Additional serious adverse events for which the incidence was increased in the Avastin-treated arm vs control included non-GI fistula formation (<0.3%), arterial thromboembolic events (grade >3, 2.4%), hypertension (grade >3, 5%-18%), reversible posterior leukoencephalopathy syndrome (RPLS) (<0.1%), and proteinuria including nephrotic syndrome (<1%). Infusion reactions with the first dose of Avastin were uncommon (<3%), and severe reactions occurred in 0.2% of patients. The most common grade 3-5 (nonhematologic) and 4-5 (hematologic) events that occurred at a higher incidence in the Avastin-treated arms included neutropenia, fatigue, hypertension, infection, hemorrhage, asthenia, abdominal pain, pain, deep vein thrombosis, intra-abdominal thrombosis, syncope, diarrhea, constipation, leukopenia, nausea, vomiting, dehydration, ileus, neuropathy-sensory, neurologic-other, headache, infection without neutropenia, proteinuria, and cerebrovascular ischemia. The most common adverse reactions observed in Avastin patients at a rate >10% and at least twice the control arm rate were epistaxis, headache, hypertension, rhinitis, proteinuria, taste alteration, dry skin, rectal hemorrhage, lacrimation disorder, back pain, and exfoliative dermatitis.

Please see the Avastin full prescribing information including Boxed WARNINGS and additional important safety information.

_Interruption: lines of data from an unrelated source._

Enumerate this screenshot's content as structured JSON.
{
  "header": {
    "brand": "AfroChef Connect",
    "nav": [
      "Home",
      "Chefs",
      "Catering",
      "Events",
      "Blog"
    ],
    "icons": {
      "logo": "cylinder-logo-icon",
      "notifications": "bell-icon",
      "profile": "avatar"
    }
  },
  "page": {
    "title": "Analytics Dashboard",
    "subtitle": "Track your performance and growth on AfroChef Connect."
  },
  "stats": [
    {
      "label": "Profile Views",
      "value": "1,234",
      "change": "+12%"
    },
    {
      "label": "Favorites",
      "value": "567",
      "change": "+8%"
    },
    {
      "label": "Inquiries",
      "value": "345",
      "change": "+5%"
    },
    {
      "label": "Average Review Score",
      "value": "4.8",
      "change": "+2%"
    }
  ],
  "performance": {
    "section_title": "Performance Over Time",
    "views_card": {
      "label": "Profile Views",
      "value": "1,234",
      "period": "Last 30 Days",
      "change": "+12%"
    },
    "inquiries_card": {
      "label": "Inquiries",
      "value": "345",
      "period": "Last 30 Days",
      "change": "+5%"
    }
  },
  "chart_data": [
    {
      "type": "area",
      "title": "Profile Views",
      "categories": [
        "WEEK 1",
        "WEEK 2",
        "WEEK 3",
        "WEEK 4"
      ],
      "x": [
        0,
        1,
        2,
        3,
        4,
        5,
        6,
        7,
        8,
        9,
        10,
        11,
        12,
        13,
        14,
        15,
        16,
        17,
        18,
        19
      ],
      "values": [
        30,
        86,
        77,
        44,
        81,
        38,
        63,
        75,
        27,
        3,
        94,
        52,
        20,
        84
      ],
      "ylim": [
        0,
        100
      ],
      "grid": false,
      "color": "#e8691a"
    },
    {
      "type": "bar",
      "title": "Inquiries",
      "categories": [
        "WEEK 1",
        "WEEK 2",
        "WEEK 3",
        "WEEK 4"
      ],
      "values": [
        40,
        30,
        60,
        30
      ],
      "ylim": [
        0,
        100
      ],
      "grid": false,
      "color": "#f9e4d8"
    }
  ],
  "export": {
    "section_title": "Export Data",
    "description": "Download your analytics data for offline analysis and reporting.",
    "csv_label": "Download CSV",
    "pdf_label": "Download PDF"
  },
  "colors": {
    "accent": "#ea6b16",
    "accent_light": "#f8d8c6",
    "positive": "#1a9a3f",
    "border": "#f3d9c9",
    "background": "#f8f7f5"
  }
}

Proposed Mechanism of Action Avastin is a therapeutic antibody that is believed to work by targeting and inhibiting the function of a natural protein called "vascular endothelial growth factor" (VEGF) that stimulates new blood vessel formation, a process known as angiogenesis. Researchers have shown in preclinical models that anti-VEGF agents like Avastin may work by causing the following changes to occur in the blood vessels supporting tumor growth (tumor vasculature):

* Regression of existing microvessels — helps arrest tumor growth and reduce tumor size
* "Normalization" of surviving mature vasculature — makes the tumor vasculature more conducive to effective anti-cancer therapy
* Inhibition of vessel growth and neovascularization (e.g., the sprouting of new micro-vasculature from existing vessels)

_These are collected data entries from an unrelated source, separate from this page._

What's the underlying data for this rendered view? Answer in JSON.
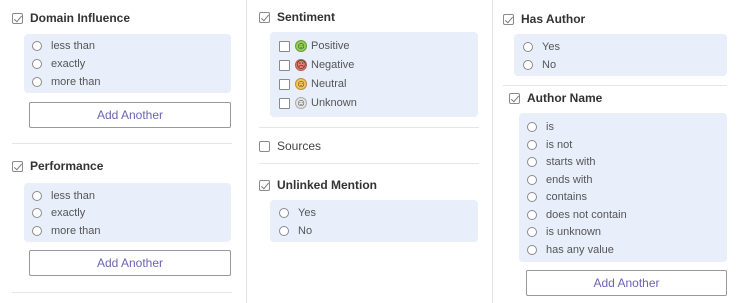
{
  "domain_influence": {
    "label": "Domain Influence",
    "options": [
      "less than",
      "exactly",
      "more than"
    ],
    "add_label": "Add Another"
  },
  "performance": {
    "label": "Performance",
    "options": [
      "less than",
      "exactly",
      "more than"
    ],
    "add_label": "Add Another"
  },
  "sentiment": {
    "label": "Sentiment",
    "options": [
      {
        "label": "Positive",
        "icon": "smiley-positive-icon",
        "color": "#8fd14f",
        "glyph": "☺"
      },
      {
        "label": "Negative",
        "icon": "smiley-negative-icon",
        "color": "#f07b6e",
        "glyph": "☹"
      },
      {
        "label": "Neutral",
        "icon": "smiley-neutral-icon",
        "color": "#f5c25a",
        "glyph": "☺"
      },
      {
        "label": "Unknown",
        "icon": "smiley-unknown-icon",
        "color": "#e4e4e4",
        "glyph": "☺"
      }
    ]
  },
  "sources": {
    "label": "Sources"
  },
  "unlinked_mention": {
    "label": "Unlinked Mention",
    "options": [
      "Yes",
      "No"
    ]
  },
  "has_author": {
    "label": "Has Author",
    "options": [
      "Yes",
      "No"
    ]
  },
  "author_name": {
    "label": "Author Name",
    "options": [
      "is",
      "is not",
      "starts with",
      "ends with",
      "contains",
      "does not contain",
      "is unknown",
      "has any value"
    ],
    "add_label": "Add Another"
  },
  "colors": {
    "panel": "#e8effb",
    "accent": "#6b63b5"
  }
}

Colorectal Cancer According to the American Cancer Society, every ten minutes someone dies from colorectal cancer in the United States. Colorectal cancer is the third leading cause of cancer death in the U.S. and the third most frequently diagnosed cancer in both men and women in the U.S. The ACS estimates there will be 148,000 new cases of colorectal cancer diagnosed and nearly 50,000 colorectal cancer deaths in 2008. Colorectal cancer begins in either the colon or the rectum. The colon and rectum form part of the body's digestive system, which separates nutrients and waste from food and stores the latter until it can be passed out of the body. The colon has four sections: the ascending colon, the transverse colon, the descending colon and the sigmoid colon. Cancer can start in any portion of the colon or the rectum. About 95 percent of colorectal cancers are adenocarcinomas, which are cancers of the cells lining the inside of the colon and rectum.

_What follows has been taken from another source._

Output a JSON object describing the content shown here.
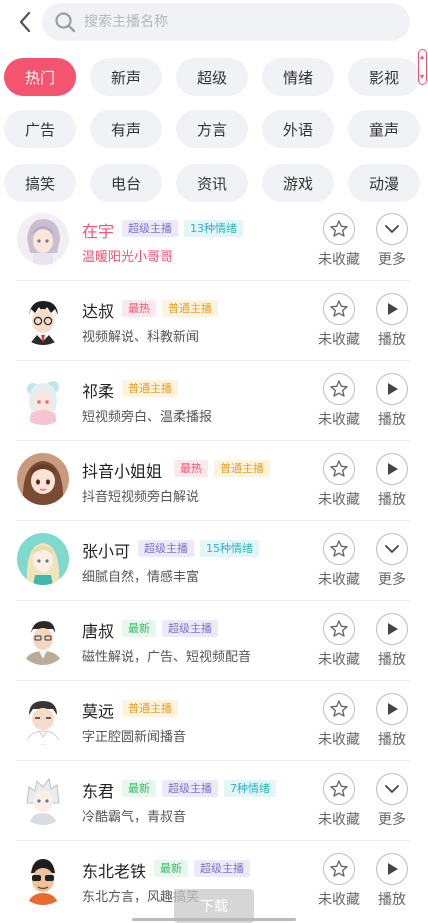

Lung Cancer Lung cancer is one of the most common cancers, with newly diagnosed cases expected to exceed 215,000 in the U.S. this year. Lung cancer is the leading cause of cancer deaths, accounting for approximately 30 percent of all cancer deaths (more than breast, colon and liver cancers combined) expected to occur in the U.S. this year. In 2005, lung cancer killed an estimated 1.3 million people worldwide.

Breast Cancer According to the American Cancer Society, in 2008 an estimated 182,000 American women will be diagnosed with breast cancer. Currently, there are approximately 2.5 million breast cancer survivors in the United States.

Clinical Trials Based on data showing that VEGF may play a broad role in a range of cancers, a global development program for Avastin currently includes more than 450 clinical trials in more than 30 different tumor types, including early-stage cancers. It is also being studied in combination with other targeted therapy agents in the absence of chemotherapy.